To search the literature and analyze the selected data on the cultivation of iPSCs within microfluidic environments to mimic the human BBB.
A literature search using the PRISMA approach using the following terms: “iPSC,” “BBB,” and “microfluidic device,” wherein 14 studies were selected based on the inclusion and exclusion criteria, and data were organized into three tables and one flow chart.
Studies have been found from 2017 to 2022, wherein the microdevices were either commercially available or manufactured in-house using soft-lithography. iPSCs were differentiated into endothelial or neural cells and seeded in the chips individually or in co-culture onto an extracellular-matrix layer mainly made of collagen IV/fibronectin. The selected studies focused principally on the structural and functional design of the human BBB model on-a-chip, displaying future application potential for drug screening and disease modeling.
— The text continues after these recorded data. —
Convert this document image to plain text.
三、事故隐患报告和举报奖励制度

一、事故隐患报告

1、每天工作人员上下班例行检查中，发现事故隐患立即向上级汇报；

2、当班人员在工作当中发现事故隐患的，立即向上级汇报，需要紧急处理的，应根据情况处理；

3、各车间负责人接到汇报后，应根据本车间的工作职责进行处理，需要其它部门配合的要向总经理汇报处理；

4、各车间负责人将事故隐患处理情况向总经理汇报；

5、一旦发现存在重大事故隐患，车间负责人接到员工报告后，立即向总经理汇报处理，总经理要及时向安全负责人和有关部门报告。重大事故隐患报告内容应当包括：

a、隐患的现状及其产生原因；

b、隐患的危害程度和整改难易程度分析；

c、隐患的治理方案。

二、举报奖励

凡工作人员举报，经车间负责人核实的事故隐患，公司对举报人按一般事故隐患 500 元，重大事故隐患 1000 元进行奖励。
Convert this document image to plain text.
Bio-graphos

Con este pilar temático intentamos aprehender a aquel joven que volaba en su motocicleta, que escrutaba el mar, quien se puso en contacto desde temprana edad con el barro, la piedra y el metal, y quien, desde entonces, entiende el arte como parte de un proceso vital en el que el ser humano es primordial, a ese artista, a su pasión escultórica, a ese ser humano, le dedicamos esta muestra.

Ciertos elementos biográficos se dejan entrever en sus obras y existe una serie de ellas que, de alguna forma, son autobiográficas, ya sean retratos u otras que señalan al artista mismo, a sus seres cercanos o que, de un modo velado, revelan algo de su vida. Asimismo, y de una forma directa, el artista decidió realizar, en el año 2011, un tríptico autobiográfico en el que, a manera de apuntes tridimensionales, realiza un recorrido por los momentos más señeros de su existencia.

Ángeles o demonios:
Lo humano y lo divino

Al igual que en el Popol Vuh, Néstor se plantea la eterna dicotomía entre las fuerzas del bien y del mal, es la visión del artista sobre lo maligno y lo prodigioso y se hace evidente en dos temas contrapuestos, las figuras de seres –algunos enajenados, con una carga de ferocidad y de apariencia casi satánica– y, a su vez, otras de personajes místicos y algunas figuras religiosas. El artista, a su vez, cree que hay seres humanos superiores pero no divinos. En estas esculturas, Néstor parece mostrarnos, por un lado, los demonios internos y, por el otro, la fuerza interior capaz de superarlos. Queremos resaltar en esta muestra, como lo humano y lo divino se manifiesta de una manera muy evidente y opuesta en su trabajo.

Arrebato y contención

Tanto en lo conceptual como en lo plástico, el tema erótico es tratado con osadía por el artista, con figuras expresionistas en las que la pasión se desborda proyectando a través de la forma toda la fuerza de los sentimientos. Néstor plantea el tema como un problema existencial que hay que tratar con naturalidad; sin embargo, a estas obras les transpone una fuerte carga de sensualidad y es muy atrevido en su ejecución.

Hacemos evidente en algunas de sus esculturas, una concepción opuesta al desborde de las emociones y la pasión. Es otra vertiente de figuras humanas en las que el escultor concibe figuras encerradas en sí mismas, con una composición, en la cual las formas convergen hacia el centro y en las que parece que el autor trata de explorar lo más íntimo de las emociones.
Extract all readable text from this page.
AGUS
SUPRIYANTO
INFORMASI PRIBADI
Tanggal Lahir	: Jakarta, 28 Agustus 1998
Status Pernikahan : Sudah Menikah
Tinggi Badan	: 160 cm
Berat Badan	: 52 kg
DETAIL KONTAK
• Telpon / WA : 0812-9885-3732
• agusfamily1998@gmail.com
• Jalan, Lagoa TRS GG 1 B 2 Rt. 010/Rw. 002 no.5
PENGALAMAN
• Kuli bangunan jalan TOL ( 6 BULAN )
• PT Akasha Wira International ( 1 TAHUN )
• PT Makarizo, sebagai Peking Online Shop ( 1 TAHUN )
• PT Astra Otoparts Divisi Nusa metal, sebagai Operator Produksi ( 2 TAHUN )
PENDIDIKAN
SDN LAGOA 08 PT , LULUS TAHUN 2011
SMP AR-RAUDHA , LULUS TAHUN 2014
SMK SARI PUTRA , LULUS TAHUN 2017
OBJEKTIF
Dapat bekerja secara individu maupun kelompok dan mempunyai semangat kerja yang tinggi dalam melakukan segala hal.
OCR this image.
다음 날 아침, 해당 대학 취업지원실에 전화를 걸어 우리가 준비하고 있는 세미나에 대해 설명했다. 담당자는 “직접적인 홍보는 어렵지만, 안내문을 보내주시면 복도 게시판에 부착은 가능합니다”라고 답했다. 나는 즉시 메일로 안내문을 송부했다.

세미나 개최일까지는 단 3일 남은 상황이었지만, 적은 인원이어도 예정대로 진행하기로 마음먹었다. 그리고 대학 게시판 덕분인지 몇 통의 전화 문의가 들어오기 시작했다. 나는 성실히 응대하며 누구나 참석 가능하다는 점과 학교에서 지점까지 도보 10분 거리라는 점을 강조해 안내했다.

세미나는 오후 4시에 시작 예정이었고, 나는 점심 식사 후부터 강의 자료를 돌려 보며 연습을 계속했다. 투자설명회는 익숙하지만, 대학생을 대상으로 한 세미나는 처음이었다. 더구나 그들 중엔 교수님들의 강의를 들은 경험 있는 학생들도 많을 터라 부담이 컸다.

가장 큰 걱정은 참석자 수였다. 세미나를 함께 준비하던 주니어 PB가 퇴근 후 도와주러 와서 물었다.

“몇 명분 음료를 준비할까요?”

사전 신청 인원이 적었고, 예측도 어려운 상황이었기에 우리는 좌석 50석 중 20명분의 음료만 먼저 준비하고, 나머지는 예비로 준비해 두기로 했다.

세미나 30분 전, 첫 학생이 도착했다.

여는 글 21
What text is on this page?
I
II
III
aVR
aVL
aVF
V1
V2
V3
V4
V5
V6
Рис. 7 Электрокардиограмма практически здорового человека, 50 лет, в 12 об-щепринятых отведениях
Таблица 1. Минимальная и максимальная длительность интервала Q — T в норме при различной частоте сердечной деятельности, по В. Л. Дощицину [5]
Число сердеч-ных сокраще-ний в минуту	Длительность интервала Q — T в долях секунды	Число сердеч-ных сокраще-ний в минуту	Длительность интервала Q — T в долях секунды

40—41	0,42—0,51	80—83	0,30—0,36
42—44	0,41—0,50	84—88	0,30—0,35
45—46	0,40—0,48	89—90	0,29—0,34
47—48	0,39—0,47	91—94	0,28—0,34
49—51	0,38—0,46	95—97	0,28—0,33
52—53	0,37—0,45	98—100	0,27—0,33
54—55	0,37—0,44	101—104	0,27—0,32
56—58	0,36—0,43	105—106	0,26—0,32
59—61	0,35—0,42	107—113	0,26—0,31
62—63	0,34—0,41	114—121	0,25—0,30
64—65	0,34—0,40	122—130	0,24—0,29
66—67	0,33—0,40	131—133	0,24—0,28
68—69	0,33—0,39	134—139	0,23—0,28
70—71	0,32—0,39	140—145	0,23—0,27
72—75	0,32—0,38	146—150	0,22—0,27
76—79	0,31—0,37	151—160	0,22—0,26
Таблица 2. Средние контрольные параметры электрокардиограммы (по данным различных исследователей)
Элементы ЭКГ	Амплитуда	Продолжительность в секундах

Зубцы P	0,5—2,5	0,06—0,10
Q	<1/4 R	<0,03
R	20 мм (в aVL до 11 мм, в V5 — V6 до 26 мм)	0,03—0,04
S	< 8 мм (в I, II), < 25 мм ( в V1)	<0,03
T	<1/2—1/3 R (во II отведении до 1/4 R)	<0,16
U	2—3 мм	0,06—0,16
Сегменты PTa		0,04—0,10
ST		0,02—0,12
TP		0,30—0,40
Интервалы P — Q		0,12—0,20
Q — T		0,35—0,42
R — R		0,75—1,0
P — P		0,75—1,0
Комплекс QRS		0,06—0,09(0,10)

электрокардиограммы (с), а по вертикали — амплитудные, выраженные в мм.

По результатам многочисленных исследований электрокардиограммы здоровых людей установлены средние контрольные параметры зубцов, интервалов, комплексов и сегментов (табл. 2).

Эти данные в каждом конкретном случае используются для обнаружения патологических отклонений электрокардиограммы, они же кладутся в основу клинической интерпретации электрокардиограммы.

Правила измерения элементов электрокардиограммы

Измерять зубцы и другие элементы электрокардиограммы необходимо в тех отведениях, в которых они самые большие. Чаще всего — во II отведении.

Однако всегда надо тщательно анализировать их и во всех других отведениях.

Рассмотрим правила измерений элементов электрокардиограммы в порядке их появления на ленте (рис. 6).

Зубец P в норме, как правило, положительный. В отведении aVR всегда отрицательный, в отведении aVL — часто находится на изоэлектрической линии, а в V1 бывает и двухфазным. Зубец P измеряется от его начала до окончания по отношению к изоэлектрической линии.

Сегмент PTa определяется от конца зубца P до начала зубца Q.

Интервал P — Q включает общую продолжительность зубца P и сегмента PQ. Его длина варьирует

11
Despite the lack of consensus in protocols, the studies analyzed herein were able to efficiently reproduce a human microfluidic BBB in vitro making use of iPSCs.
The developed BBB models on-a-chip have shown great potential to study physiopathological conditions related to the central nervous system, to apply advanced technology approaches for novel therapies (drug delivery through nanoparticles), and to develop genetic modification therapies for BBB dysfunctions through clustered regularly interspaced short palindromic repeats methodologies.